Rosie Lanoue Deslandes
Le rêve d’être une plante, un brin d’herbe, le plus petit arbre qui ne ploie, le désir d’être du vent, sur ton front et le mien, d’être l’eau sur leurs mains. Ces rêves élémentaires affluent en toi, m’écris-tu, lorsque ta tête incline vers la fenêtre, et tes sens guettent, à la fin d’une journée recluse, la venue d’un rayon prélude à ta marche quotidienne. Certains regardent fixement dans la direction de leurs pas alignés; qu’importe le chant du cardinal avec ses « huit » en infini, il faut retenir ses mots et ses gestes pour éviter les croisées, les possibles effusions.
Ma chère sœur, j’attends un regard, un long; je l’accueillerai ce regard où s’attarder, à habiter. Le monde me semble un étrange musée, encerclé de bollards, où l’on cherche plus que jamais à toucher avec les yeux ce qui nous entoure.

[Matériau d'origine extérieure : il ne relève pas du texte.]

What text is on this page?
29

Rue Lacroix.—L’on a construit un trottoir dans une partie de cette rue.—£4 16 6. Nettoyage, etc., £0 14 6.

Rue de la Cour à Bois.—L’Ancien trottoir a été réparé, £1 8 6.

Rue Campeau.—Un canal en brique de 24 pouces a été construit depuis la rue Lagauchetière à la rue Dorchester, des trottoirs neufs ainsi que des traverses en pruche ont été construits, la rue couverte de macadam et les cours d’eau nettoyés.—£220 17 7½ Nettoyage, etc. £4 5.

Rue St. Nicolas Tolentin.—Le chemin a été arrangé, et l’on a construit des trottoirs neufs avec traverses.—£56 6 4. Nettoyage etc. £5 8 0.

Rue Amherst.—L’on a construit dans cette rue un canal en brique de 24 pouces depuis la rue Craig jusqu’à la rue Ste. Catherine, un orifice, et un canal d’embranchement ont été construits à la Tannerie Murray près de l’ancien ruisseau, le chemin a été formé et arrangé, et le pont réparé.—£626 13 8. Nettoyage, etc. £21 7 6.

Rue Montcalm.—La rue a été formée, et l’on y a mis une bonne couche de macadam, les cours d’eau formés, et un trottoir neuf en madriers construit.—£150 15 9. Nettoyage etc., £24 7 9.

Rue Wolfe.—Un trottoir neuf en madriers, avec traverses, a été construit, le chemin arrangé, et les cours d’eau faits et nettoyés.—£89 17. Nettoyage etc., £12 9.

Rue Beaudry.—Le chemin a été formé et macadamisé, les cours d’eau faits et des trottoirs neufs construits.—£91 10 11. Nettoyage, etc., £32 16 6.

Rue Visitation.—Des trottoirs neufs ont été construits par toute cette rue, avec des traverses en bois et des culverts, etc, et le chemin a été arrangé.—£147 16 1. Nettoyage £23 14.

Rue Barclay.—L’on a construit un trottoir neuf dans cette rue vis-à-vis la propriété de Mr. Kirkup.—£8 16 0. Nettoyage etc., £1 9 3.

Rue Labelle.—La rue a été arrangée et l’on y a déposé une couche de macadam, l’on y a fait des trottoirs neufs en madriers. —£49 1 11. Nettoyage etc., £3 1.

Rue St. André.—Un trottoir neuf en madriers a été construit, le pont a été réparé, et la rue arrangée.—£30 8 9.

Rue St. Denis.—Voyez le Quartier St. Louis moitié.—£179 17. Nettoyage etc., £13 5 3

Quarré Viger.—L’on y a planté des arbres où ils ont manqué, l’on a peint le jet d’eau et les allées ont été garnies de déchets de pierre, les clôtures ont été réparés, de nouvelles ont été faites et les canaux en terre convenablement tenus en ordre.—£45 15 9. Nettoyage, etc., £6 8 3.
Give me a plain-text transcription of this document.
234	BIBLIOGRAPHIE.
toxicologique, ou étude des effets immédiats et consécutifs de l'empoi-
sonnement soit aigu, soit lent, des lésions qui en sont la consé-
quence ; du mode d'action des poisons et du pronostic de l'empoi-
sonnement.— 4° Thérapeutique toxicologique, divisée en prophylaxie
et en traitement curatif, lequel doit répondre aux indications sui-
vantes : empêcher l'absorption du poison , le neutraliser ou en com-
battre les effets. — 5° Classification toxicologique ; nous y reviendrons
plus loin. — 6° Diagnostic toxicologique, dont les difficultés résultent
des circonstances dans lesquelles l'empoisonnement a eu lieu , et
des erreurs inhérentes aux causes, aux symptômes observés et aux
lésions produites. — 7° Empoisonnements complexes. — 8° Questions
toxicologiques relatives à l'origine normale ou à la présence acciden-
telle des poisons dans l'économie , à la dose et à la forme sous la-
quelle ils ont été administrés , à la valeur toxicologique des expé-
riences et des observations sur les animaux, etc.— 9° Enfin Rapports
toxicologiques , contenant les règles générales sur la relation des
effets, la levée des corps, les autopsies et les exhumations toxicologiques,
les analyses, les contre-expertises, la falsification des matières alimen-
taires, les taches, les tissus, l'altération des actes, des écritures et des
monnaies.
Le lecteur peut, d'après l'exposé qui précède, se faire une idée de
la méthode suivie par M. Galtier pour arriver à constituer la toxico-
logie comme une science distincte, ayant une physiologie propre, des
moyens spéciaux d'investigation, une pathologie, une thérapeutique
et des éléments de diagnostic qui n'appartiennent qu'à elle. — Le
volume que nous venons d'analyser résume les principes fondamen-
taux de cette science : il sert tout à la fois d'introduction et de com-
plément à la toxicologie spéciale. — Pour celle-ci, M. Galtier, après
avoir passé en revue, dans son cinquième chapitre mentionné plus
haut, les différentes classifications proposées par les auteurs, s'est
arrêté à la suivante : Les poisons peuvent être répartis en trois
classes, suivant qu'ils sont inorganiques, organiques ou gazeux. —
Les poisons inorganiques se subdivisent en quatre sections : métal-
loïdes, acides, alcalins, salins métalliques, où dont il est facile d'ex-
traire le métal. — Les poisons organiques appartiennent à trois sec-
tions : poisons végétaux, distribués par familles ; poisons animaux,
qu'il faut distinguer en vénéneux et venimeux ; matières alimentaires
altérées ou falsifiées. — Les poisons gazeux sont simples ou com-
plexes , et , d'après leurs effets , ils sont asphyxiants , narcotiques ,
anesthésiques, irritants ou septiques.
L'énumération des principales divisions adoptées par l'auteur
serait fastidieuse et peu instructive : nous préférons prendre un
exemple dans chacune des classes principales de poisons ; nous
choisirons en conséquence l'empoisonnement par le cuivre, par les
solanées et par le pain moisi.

Viens ici, reste là, non pas par là. La course au trajet impromptu d’un enfant prend fin devant toi. Retiens ton souffle, ta voix liquide. À ton filleul, tu écris la série des questions, un jeu entre vous : Toi, y arrives-tu mon Lou? Combien de secondes sans respirer? Te souviens-tu quand tantine jouait avec toi à la maisonnette en carton? Tu pousses loin de moi, 103 centimètres vifs. Je pensais avoir atteint ma hauteur définitive, mais mon corps paraît maintenant s’allonger; un pas mal mesuré, la distance d’une enjambée agrandie et nous voilà trop près. On ne l’a pas voulu.
On ne l’a pas voulu, tout comme entre toi, mon fils et moi la distance maintenue depuis des semaines a pris la tournure d’un certain repli : un mois déjà sans parler ni écrire, pardon. J’ai gardé pour moi mes rivières, tenté d’ignorer une eau devenue stagnante, pour me maintenir à la limite : ma façon de ne pas abandonner.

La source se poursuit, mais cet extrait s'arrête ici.